2. JWE (JSON Web Encryption)
JWE provides not only signature but also encryption, protecting the confidentiality of the Payload. Suitable for scenarios where sensitive information needs to be transmitted in JWT. JWE has a more complex structure and larger size than JWS.
JWS vs JWE Comparison
| Feature | JWS | JWE |
|---|---|---|
| Main Purpose | Authentication, integrity verification | Encrypted sensitive information transmission |
| Encryption | No (Base64 encoding only) | Yes (Content Encryption) |
| Size | Smaller | Larger |
| Complexity | Simple | Complex |
| Use Case | Most authentication scenarios | Scenarios requiring Payload confidentiality |
X. TudoSi JWT Tool
To help developers use and debug JWT more conveniently, TudoSi Tools provides a professional JWT online tool that supports the following features:
- JWT encoding and decoding
- Support for multiple signing algorithms (HS256, HS384, HS512, RS256, RS384, RS512, ES256, ES384, ES512)
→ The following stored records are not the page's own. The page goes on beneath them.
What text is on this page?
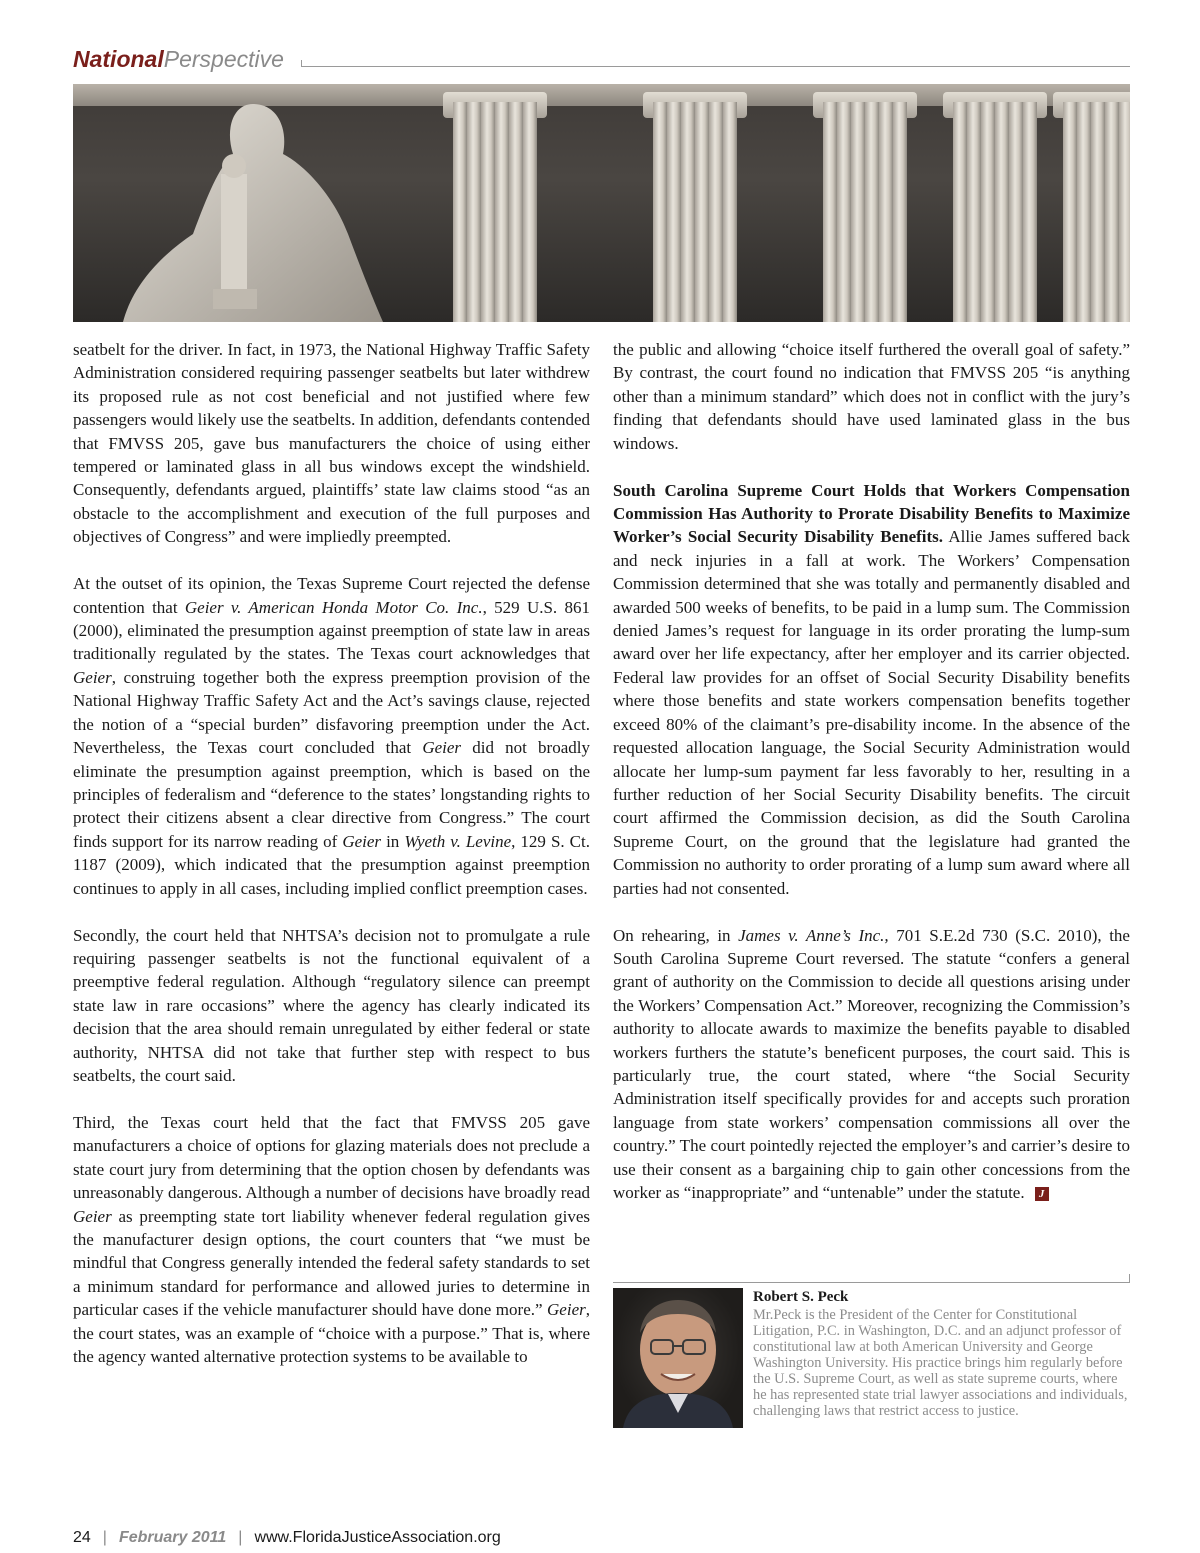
NationalPerspective

seatbelt for the driver. In fact, in 1973, the National Highway Traffic Safety Administration considered requiring passenger seatbelts but later withdrew its proposed rule as not cost beneficial and not justified where few passengers would likely use the seatbelts. In addition, defendants contended that FMVSS 205, gave bus manufacturers the choice of using either tempered or laminated glass in all bus windows except the windshield. Consequently, defendants argued, plaintiffs’ state law claims stood “as an obstacle to the accomplishment and execution of the full purposes and objectives of Congress” and were impliedly preempted.

At the outset of its opinion, the Texas Supreme Court rejected the defense contention that Geier v. American Honda Motor Co. Inc., 529 U.S. 861 (2000), eliminated the presumption against preemption of state law in areas traditionally regulated by the states. The Texas court acknowledges that Geier, construing together both the express preemption provision of the National Highway Traffic Safety Act and the Act’s savings clause, rejected the notion of a “special burden” disfavoring preemption under the Act. Nevertheless, the Texas court concluded that Geier did not broadly eliminate the presumption against preemption, which is based on the principles of federalism and “deference to the states’ longstanding rights to protect their citizens absent a clear directive from Congress.” The court finds support for its narrow reading of Geier in Wyeth v. Levine, 129 S. Ct. 1187 (2009), which indicated that the presumption against preemption continues to apply in all cases, including implied conflict preemption cases.

Secondly, the court held that NHTSA’s decision not to promulgate a rule requiring passenger seatbelts is not the functional equivalent of a preemptive federal regulation. Although “regulatory silence can preempt state law in rare occasions” where the agency has clearly indicated its decision that the area should remain unregulated by either federal or state authority, NHTSA did not take that further step with respect to bus seatbelts, the court said.

Third, the Texas court held that the fact that FMVSS 205 gave manufacturers a choice of options for glazing materials does not preclude a state court jury from determining that the option chosen by defendants was unreasonably dangerous. Although a number of decisions have broadly read Geier as preempting state tort liability whenever federal regulation gives the manufacturer design options, the court counters that “we must be mindful that Congress generally intended the federal safety standards to set a minimum standard for performance and allowed juries to determine in particular cases if the vehicle manufacturer should have done more.” Geier, the court states, was an example of “choice with a purpose.” That is, where the agency wanted alternative protection systems to be available to

the public and allowing “choice itself furthered the overall goal of safety.” By contrast, the court found no indication that FMVSS 205 “is anything other than a minimum standard” which does not in conflict with the jury’s finding that defendants should have used laminated glass in the bus windows.

South Carolina Supreme Court Holds that Workers Compensation Commission Has Authority to Prorate Disability Benefits to Maximize Worker’s Social Security Disability Benefits. Allie James suffered back and neck injuries in a fall at work. The Workers’ Compensation Commission determined that she was totally and permanently disabled and awarded 500 weeks of benefits, to be paid in a lump sum. The Commission denied James’s request for language in its order prorating the lump-sum award over her life expectancy, after her employer and its carrier objected. Federal law provides for an offset of Social Security Disability benefits where those benefits and state workers compensation benefits together exceed 80% of the claimant’s pre-disability income. In the absence of the requested allocation language, the Social Security Administration would allocate her lump-sum payment far less favorably to her, resulting in a further reduction of her Social Security Disability benefits. The circuit court affirmed the Commission decision, as did the South Carolina Supreme Court, on the ground that the legislature had granted the Commission no authority to order prorating of a lump sum award where all parties had not consented.

On rehearing, in James v. Anne’s Inc., 701 S.E.2d 730 (S.C. 2010), the South Carolina Supreme Court reversed. The statute “confers a general grant of authority on the Commission to decide all questions arising under the Workers’ Compensation Act.” Moreover, recognizing the Commission’s authority to allocate awards to maximize the benefits payable to disabled workers furthers the statute’s beneficent purposes, the court said. This is particularly true, the court stated, where “the Social Security Administration itself specifically provides for and accepts such proration language from state workers’ compensation commissions all over the country.” The court pointedly rejected the employer’s and carrier’s desire to use their consent as a bargaining chip to gain other concessions from the worker as “inappropriate” and “untenable” under the statute. J

Robert S. Peck
Mr.Peck is the President of the Center for Constitutional Litigation, P.C. in Washington, D.C. and an adjunct professor of constitutional law at both American University and George Washington University. His practice brings him regularly before the U.S. Supreme Court, as well as state supreme courts, where he has represented state trial lawyer associations and individuals, challenging laws that restrict access to justice.
24 | February 2011 | www.FloridaJusticeAssociation.org
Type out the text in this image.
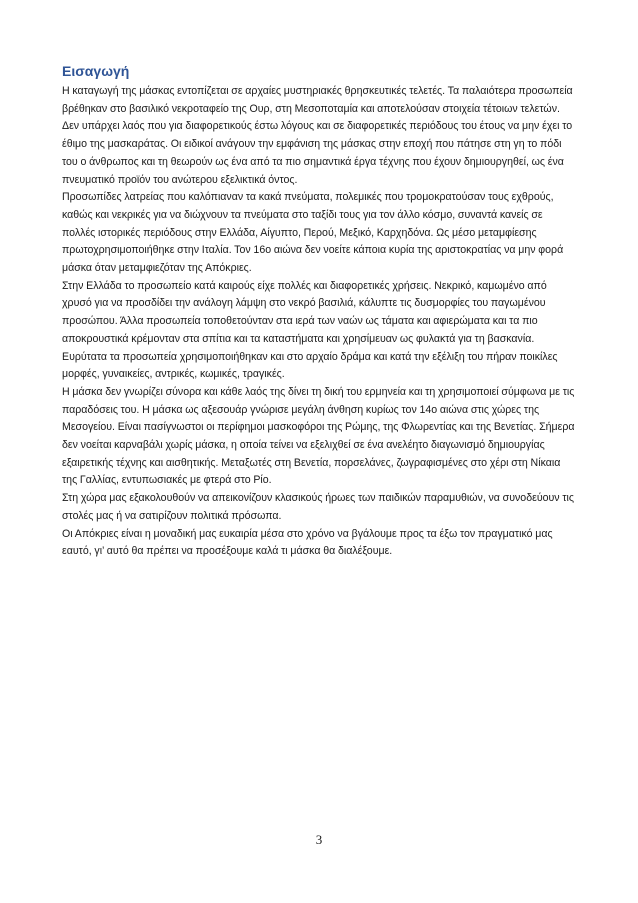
Εισαγωγή

Η καταγωγή της μάσκας εντοπίζεται σε αρχαίες μυστηριακές θρησκευτικές τελετές. Τα παλαιότερα προσωπεία βρέθηκαν στο βασιλικό νεκροταφείο της Ουρ, στη Μεσοποταμία και αποτελούσαν στοιχεία τέτοιων τελετών.

Δεν υπάρχει λαός που για διαφορετικούς έστω λόγους και σε διαφορετικές περιόδους του έτους να μην έχει το έθιμο της μασκαράτας. Οι ειδικοί ανάγουν την εμφάνιση της μάσκας στην εποχή που πάτησε στη γη το πόδι του ο άνθρωπος και τη θεωρούν ως ένα από τα πιο σημαντικά έργα τέχνης που έχουν δημιουργηθεί, ως ένα πνευματικό προϊόν του ανώτερου εξελικτικά όντος.

Προσωπίδες λατρείας που καλόπιαναν τα κακά πνεύματα, πολεμικές που τρομοκρατούσαν τους εχθρούς, καθώς και νεκρικές για να διώχνουν τα πνεύματα στο ταξίδι τους για τον άλλο κόσμο, συναντά κανείς σε πολλές ιστορικές περιόδους στην Ελλάδα, Αίγυπτο, Περού, Μεξικό, Καρχηδόνα. Ως μέσο μεταμφίεσης πρωτοχρησιμοποιήθηκε στην Ιταλία. Τον 16ο αιώνα δεν νοείτε κάποια κυρία της αριστοκρατίας να μην φορά μάσκα όταν μεταμφιεζόταν της Απόκριες.

Στην Ελλάδα το προσωπείο κατά καιρούς είχε πολλές και διαφορετικές χρήσεις. Νεκρικό, καμωμένο από χρυσό για να προσδίδει την ανάλογη λάμψη στο νεκρό βασιλιά, κάλυπτε τις δυσμορφίες του παγωμένου προσώπου. Άλλα προσωπεία τοποθετούνταν στα ιερά των ναών ως τάματα και αφιερώματα και τα πιο αποκρουστικά κρέμονταν στα σπίτια και τα καταστήματα και χρησίμευαν ως φυλακτά για τη βασκανία. Ευρύτατα τα προσωπεία χρησιμοποιήθηκαν και στο αρχαίο δράμα και κατά την εξέλιξη του πήραν ποικίλες μορφές, γυναικείες, αντρικές, κωμικές, τραγικές.

Η μάσκα δεν γνωρίζει σύνορα και κάθε λαός της δίνει τη δική του ερμηνεία και τη χρησιμοποιεί σύμφωνα με τις παραδόσεις του. Η μάσκα ως αξεσουάρ γνώρισε μεγάλη άνθηση κυρίως τον 14ο αιώνα στις χώρες της Μεσογείου. Είναι πασίγνωστοι οι περίφημοι μασκοφόροι της Ρώμης, της Φλωρεντίας και της Βενετίας. Σήμερα δεν νοείται καρναβάλι χωρίς μάσκα, η οποία τείνει να εξελιχθεί σε ένα ανελέητο διαγωνισμό δημιουργίας εξαιρετικής τέχνης και αισθητικής. Μεταξωτές στη Βενετία, πορσελάνες, ζωγραφισμένες στο χέρι στη Νίκαια της Γαλλίας, εντυπωσιακές με φτερά στο Ρίο.

Στη χώρα μας εξακολουθούν να απεικονίζουν κλασικούς ήρωες των παιδικών παραμυθιών, να συνοδεύουν τις στολές μας ή να σατιρίζουν πολιτικά πρόσωπα.

Οι Απόκριες είναι η μοναδική μας ευκαιρία μέσα στο χρόνο να βγάλουμε προς τα έξω τον πραγματικό μας εαυτό, γι’ αυτό θα πρέπει να προσέξουμε καλά τι μάσκα θα διαλέξουμε.

3
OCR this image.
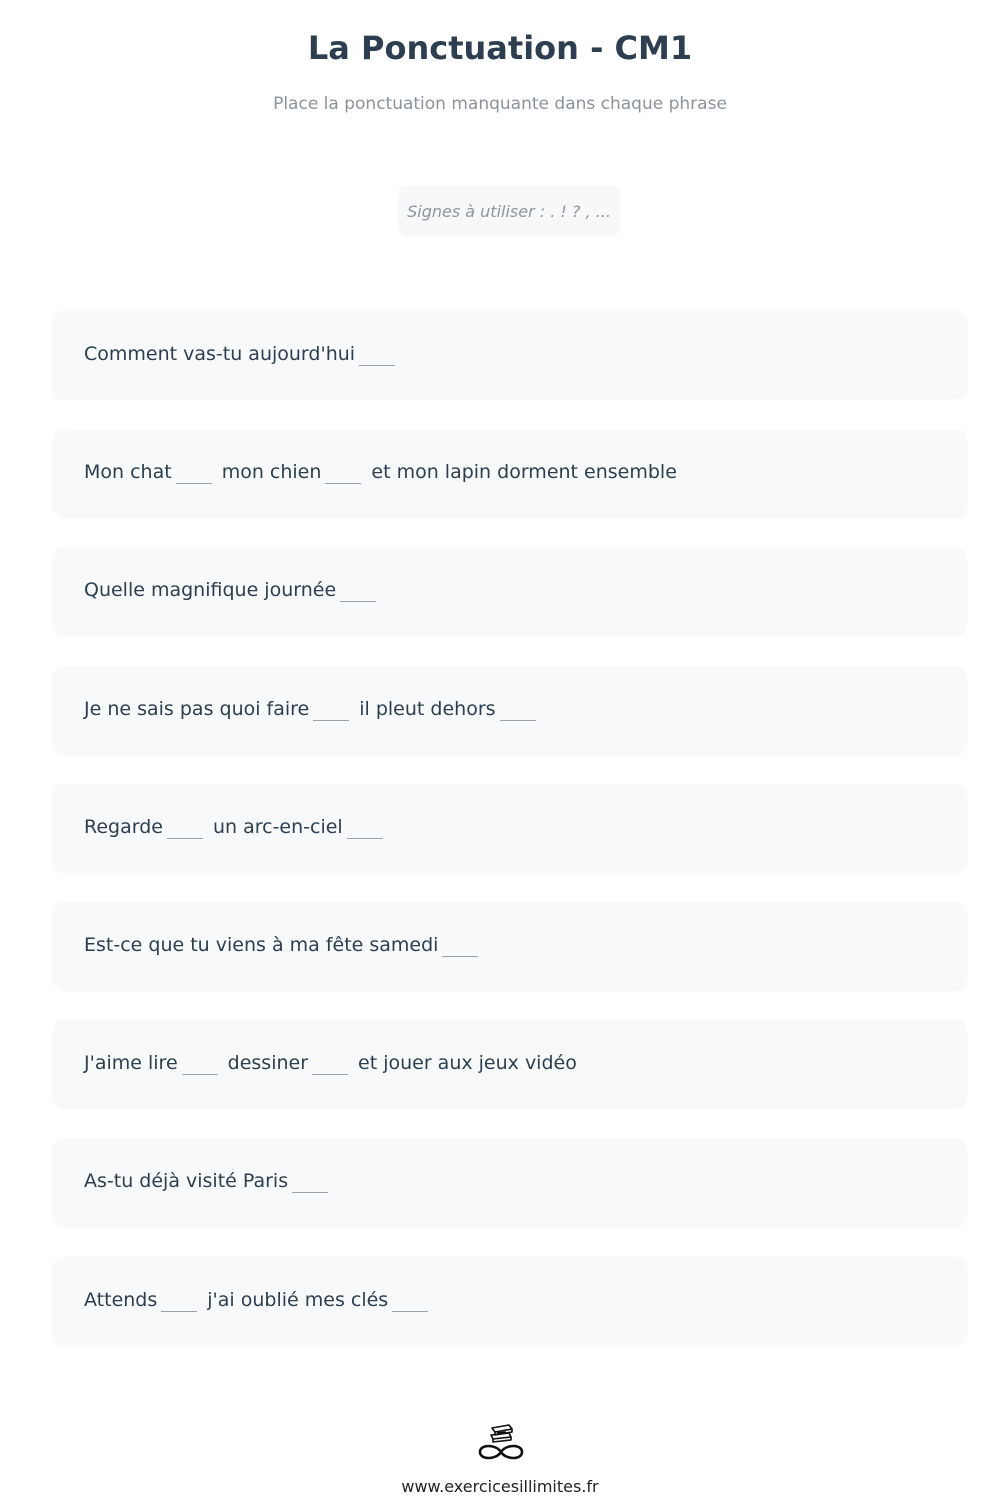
La Ponctuation - CM1

Place la ponctuation manquante dans chaque phrase

Signes à utiliser : . ! ? , ...
Comment vas-tu aujourd'hui
Mon chat	mon chien	et mon lapin dorment ensemble
Quelle magnifique journée
Je ne sais pas quoi faire	il pleut dehors
Regarde	un arc-en-ciel
Est-ce que tu viens à ma fête samedi
J'aime lire	dessiner	et jouer aux jeux vidéo
As-tu déjà visité Paris
Attends	j'ai oublié mes clés
www.exercicesillimites.fr
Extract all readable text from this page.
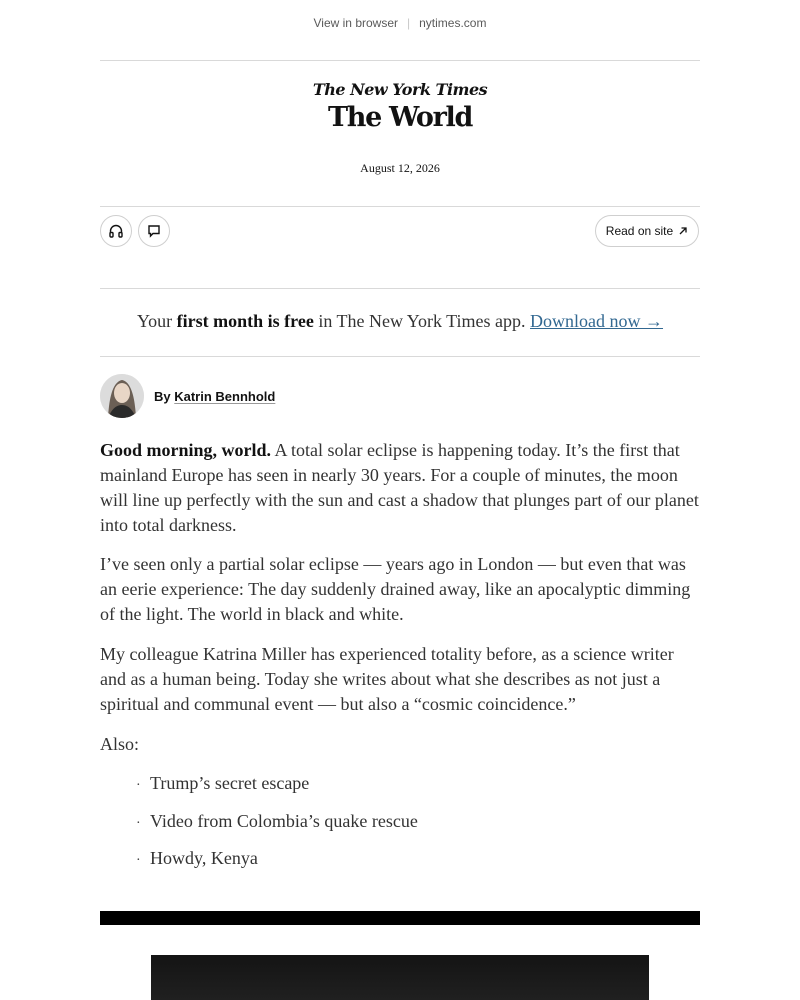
View in browser | nytimes.com
The New York Times
The World
August 12, 2026
Read on site
Your first month is free in The New York Times app. Download now →
By Katrin Bennhold

Good morning, world. A total solar eclipse is happening today. It’s the first that mainland Europe has seen in nearly 30 years. For a couple of minutes, the moon will line up perfectly with the sun and cast a shadow that plunges part of our planet into total darkness.

I’ve seen only a partial solar eclipse — years ago in London — but even that was an eerie experience: The day suddenly drained away, like an apocalyptic dimming of the light. The world in black and white.

My colleague Katrina Miller has experienced totality before, as a science writer and as a human being. Today she writes about what she describes as not just a spiritual and communal event — but also a “cosmic coincidence.”

Also:

· Trump’s secret escape
· Video from Colombia’s quake rescue
· Howdy, Kenya
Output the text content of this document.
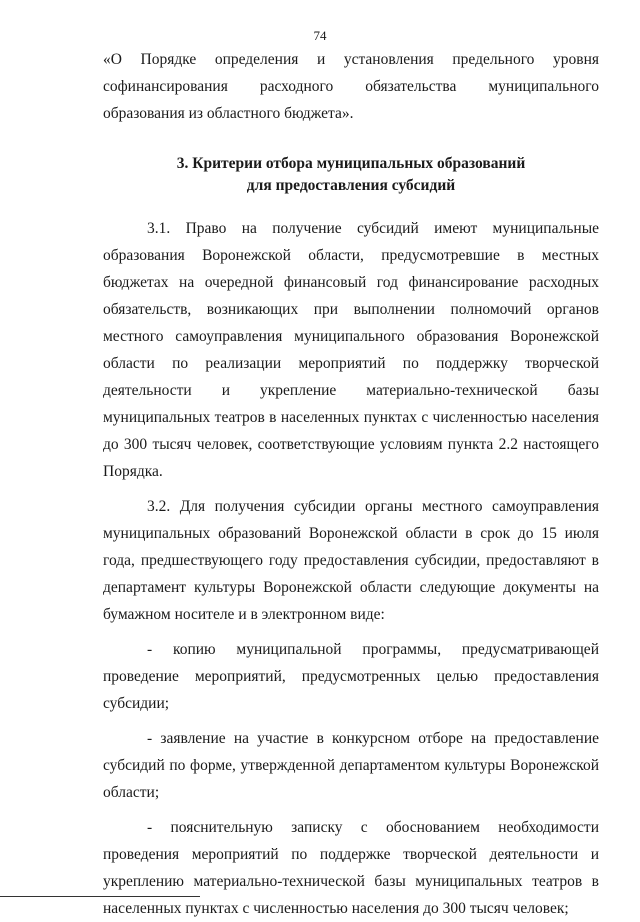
74

«О Порядке определения и установления предельного уровня софинансирования расходного обязательства муниципального образования из областного бюджета».

3. Критерии отбора муниципальных образований
для предоставления субсидий

3.1. Право на получение субсидий имеют муниципальные образования Воронежской области, предусмотревшие в местных бюджетах на очередной финансовый год финансирование расходных обязательств, возникающих при выполнении полномочий органов местного самоуправления муниципального образования Воронежской области по реализации мероприятий по поддержку творческой деятельности и укрепление материально-технической базы муниципальных театров в населенных пунктах с численностью населения до 300 тысяч человек, соответствующие условиям пункта 2.2 настоящего Порядка.

3.2. Для получения субсидии органы местного самоуправления муниципальных образований Воронежской области в срок до 15 июля года, предшествующего году предоставления субсидии, предоставляют в департамент культуры Воронежской области следующие документы на бумажном носителе и в электронном виде:

- копию муниципальной программы, предусматривающей проведение мероприятий, предусмотренных целью предоставления субсидии;

- заявление на участие в конкурсном отборе на предоставление субсидий по форме, утвержденной департаментом культуры Воронежской области;

- пояснительную записку с обоснованием необходимости проведения мероприятий по поддержке творческой деятельности и укреплению материально-технической базы муниципальных театров в населенных пунктах с численностью населения до 300 тысяч человек;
- Real-time signature validation
- Visual display of Header and Payload content
- Support for custom keys and public/private keys
XI. Summary
As a modern authentication and information exchange solution, JWT has been widely used in web applications, mobile applications, and microservice architectures due to its compactness, self-containment, and cross-domain friendliness. Understanding the structure, working mechanism, and security features of JWT is the foundation for using JWT correctly.
In practical applications, developers need to choose appropriate signing algorithms, storage methods, and expiration strategies based on specific scenarios, and strictly follow security best practices to ensure system security. At the same time, using professional JWT tools can greatly improve development efficiency and debugging convenience.